I've been running dspace 1.6 through 3.0 on OpenJDK 6 from Debian repository in production without problems.

To see the particular problems with 1.8 and JDK 7 that were fixed in 3.0, there's a Jira issue you can find in the 3.0 release notes.

On Dec 30, 2012 7:43 PM, "Christian Völker" <C.Voelker@gmx.net> wrote:

I have got a new instance of Ubuntu 12.04 LTS "Precixe Pangolin" to run our DSpace instance on.

We currently use DSpace 1.8.2 and have not decided when we will find the time to move on to DSpace 3.0 which is a major task for a project effectively run by two people in their spare time.

Comparing installation requirements of versions 1.8.2 and 3.x, the 1.8 branch still reports issues with Java 7 because of solr incompatiblity and further recommends to use SUN/Oracle JDK 6.

Using SUN/Oracle JDK means installing manually without support by the distributions package management which I suspect is the same issue for every OS distribution since it is triggered by Oracles licensing terms.

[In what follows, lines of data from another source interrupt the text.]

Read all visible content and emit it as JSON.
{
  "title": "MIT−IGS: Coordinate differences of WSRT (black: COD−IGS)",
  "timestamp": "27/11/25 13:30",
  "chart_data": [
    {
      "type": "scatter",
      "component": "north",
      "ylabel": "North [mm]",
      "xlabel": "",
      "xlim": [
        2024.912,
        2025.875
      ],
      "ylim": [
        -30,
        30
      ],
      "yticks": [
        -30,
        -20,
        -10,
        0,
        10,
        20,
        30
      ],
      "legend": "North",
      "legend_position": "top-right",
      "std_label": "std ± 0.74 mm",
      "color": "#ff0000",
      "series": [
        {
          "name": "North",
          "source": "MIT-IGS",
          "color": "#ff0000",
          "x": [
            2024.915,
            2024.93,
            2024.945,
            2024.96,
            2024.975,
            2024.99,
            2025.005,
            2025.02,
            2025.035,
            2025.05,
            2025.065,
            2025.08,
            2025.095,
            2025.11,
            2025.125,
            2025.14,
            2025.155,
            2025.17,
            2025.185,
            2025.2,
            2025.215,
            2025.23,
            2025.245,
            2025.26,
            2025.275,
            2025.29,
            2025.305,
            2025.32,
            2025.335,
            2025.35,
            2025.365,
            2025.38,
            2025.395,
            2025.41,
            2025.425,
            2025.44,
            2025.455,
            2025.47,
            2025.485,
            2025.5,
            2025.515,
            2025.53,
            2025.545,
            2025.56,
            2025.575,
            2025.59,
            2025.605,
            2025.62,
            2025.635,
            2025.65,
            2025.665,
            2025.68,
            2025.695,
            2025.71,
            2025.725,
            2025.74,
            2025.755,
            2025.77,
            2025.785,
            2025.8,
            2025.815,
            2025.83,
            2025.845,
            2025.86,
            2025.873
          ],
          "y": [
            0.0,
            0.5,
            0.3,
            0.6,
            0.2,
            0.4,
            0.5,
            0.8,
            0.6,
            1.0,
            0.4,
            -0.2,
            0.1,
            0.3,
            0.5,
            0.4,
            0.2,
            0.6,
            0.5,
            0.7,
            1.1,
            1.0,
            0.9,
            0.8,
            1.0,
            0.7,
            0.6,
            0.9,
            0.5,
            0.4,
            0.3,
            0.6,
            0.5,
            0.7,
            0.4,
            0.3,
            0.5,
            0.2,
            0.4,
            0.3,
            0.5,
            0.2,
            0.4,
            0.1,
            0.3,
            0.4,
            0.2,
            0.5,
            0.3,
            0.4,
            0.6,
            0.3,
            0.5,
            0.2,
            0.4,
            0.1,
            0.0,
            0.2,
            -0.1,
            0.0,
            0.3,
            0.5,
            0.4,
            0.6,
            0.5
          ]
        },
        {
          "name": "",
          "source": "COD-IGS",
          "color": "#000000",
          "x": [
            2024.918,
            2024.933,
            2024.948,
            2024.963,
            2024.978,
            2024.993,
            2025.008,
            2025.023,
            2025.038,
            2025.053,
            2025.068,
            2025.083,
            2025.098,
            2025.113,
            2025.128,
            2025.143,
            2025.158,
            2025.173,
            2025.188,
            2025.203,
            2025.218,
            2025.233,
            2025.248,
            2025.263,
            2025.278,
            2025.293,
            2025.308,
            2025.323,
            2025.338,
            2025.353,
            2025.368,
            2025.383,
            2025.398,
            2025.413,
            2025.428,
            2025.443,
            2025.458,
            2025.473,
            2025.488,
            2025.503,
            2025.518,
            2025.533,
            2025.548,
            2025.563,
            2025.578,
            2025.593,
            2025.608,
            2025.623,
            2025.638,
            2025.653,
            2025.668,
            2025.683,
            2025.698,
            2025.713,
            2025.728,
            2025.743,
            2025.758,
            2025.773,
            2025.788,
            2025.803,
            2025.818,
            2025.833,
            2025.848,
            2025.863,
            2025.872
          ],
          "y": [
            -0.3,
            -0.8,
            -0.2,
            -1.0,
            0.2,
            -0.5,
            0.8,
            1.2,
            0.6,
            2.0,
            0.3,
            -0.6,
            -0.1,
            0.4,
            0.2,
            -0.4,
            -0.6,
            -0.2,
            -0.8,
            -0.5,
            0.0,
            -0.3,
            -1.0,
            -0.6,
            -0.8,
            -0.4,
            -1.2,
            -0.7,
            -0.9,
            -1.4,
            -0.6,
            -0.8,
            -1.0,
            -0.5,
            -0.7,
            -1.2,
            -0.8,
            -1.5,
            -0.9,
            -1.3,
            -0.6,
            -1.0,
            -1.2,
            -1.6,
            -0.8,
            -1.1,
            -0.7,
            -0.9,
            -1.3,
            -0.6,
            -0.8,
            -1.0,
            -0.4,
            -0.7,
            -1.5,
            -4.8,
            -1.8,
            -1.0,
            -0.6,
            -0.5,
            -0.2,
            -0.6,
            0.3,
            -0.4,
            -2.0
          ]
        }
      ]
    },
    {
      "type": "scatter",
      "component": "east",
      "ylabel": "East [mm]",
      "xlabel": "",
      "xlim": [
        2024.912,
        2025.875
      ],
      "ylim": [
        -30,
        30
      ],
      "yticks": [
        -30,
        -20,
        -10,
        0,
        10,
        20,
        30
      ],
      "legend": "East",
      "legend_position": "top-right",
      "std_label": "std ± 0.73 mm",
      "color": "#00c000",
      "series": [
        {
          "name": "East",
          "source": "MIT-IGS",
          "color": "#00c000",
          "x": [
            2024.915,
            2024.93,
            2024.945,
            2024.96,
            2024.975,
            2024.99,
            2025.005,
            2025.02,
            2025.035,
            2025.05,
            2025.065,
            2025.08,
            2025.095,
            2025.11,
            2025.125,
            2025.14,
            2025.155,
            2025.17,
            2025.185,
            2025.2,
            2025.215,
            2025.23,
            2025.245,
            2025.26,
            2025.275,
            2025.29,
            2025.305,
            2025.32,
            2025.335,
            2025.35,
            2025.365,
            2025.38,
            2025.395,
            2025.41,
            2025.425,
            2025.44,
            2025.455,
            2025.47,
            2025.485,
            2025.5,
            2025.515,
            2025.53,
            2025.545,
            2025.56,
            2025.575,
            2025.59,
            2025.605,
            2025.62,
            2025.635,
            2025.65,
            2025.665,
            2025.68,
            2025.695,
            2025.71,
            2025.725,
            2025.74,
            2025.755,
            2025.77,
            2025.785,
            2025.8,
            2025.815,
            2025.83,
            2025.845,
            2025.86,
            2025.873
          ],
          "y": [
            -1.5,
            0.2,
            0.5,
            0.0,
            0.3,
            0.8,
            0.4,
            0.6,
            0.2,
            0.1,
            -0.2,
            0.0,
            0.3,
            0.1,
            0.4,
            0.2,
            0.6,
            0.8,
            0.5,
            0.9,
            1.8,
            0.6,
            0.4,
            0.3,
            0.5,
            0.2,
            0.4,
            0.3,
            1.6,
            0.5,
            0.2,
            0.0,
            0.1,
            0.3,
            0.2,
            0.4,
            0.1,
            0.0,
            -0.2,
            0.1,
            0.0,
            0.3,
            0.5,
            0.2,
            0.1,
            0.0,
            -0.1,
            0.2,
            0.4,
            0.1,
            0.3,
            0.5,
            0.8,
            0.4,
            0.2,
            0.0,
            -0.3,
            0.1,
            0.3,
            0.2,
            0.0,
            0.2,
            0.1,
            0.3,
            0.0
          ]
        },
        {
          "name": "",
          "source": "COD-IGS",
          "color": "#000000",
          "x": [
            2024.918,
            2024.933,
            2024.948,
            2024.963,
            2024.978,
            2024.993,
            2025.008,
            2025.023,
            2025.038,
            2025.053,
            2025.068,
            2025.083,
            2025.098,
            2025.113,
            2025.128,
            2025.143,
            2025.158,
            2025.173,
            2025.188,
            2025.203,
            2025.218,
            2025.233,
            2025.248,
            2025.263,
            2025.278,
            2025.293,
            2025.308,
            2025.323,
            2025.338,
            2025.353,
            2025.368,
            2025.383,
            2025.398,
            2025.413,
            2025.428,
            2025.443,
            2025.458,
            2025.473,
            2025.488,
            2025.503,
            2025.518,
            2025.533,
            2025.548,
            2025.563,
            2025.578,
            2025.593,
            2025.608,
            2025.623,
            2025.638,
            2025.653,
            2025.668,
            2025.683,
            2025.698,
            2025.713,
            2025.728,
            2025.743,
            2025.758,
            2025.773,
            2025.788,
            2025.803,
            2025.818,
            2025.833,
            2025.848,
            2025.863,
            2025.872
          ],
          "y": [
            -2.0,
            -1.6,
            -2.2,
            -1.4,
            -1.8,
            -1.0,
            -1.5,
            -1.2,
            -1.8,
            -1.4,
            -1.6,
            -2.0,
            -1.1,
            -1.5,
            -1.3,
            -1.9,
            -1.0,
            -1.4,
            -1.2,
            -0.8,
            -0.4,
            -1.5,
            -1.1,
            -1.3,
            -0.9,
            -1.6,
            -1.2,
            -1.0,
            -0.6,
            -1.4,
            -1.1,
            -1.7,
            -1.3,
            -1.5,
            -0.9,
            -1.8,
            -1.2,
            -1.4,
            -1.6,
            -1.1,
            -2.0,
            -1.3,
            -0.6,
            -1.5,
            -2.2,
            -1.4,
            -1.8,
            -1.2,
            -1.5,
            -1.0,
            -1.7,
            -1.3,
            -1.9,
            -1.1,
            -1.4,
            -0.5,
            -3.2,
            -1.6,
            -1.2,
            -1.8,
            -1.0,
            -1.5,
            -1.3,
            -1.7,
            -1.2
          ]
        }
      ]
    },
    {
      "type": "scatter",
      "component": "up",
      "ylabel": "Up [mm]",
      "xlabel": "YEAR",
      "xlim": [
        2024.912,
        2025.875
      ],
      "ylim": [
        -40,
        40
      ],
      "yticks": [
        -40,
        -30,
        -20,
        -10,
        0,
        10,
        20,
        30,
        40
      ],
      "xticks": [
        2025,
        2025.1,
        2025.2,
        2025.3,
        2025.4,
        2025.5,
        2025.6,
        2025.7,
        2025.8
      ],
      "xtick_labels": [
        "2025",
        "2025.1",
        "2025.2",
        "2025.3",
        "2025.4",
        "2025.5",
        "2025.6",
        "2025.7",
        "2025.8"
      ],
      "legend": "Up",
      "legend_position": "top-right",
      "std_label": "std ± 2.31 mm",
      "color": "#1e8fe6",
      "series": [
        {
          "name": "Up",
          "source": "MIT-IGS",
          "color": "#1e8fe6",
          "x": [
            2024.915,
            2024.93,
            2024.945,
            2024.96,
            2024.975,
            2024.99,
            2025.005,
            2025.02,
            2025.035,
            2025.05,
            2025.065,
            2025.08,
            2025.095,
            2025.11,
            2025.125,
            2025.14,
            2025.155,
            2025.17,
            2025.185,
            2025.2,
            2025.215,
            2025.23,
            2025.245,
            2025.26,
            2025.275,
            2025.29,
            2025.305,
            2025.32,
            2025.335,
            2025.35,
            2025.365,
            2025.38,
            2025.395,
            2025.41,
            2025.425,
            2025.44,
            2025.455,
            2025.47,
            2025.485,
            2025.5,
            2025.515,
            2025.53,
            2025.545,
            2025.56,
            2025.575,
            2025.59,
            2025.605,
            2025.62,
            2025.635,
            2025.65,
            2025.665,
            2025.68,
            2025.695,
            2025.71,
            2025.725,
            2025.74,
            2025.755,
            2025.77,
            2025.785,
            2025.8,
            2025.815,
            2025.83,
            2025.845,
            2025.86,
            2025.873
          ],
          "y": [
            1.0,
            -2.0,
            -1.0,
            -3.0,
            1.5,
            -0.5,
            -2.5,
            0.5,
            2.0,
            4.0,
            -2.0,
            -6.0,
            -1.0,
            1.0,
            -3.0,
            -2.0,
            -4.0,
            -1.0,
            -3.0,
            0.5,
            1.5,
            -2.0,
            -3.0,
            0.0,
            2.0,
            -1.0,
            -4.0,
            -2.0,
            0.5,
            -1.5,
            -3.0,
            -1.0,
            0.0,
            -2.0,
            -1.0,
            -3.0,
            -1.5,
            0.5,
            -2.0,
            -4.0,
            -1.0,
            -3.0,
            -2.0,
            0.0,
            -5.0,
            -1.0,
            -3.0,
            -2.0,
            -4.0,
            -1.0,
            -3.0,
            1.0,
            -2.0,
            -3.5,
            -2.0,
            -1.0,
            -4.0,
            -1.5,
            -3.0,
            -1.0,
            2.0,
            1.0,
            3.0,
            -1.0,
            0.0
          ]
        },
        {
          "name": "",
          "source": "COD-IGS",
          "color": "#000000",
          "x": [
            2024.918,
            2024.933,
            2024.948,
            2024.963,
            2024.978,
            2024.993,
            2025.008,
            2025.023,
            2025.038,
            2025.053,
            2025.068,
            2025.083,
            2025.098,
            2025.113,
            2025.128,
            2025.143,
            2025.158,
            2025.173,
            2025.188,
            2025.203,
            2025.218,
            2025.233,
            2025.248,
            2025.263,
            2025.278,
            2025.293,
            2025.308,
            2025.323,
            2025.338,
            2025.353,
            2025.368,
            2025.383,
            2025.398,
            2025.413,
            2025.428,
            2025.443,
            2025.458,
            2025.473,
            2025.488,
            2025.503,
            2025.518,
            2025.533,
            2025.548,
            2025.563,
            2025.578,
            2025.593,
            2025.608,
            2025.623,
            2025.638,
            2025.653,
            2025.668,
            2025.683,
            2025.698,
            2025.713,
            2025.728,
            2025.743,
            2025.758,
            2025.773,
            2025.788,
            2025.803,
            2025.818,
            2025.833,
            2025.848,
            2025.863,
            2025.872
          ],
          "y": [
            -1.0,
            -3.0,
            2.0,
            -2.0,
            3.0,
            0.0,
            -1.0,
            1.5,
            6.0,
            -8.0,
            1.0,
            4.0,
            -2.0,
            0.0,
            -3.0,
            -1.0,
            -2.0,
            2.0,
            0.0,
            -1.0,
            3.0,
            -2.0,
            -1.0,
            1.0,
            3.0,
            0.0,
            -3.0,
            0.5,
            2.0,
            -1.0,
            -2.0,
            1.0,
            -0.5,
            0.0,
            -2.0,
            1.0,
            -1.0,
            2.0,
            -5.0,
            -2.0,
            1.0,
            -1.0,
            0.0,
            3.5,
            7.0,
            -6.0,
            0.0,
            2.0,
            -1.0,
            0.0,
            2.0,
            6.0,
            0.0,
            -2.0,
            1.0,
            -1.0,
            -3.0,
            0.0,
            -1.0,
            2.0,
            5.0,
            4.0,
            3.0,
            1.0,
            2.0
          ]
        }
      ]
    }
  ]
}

Installing manually means that I will run into trouble as soon as I move on to DSpace 3.0 and OpenJDK 7, a situation discouraging future updates besides of keeping up to date manually until then.

Using OpenJDK 6 would be a minor issue as compared to using either SUN/Oracle JDK 6 or 7, because it is still in the package management. Although the version available there is the 13 month old b24, whereas the latest Version of OpenJDK6 is the two month old b27 which likely fixes numerous security issues. This means that it is certainly not advisable either to use OpenJDK6.

I am eager to learn, whether the issues with Java7 and solr have been fixed in a way that might encourage me to ignore the warning in the DSpace 1.8 install docs an just try to use Java 7 with DSpace 1.8 branch.

Furthermore, is there anybody running DSpace 1.8 who tried OpenJDK, either OpenJDK 6 or OpenJDK7? When did you try? Within the last six month or before? If you tried within the last six month, which obstacles did you run into and were you able to solve them? Are there any notes online for further reading? A quick search did not return anything of interest.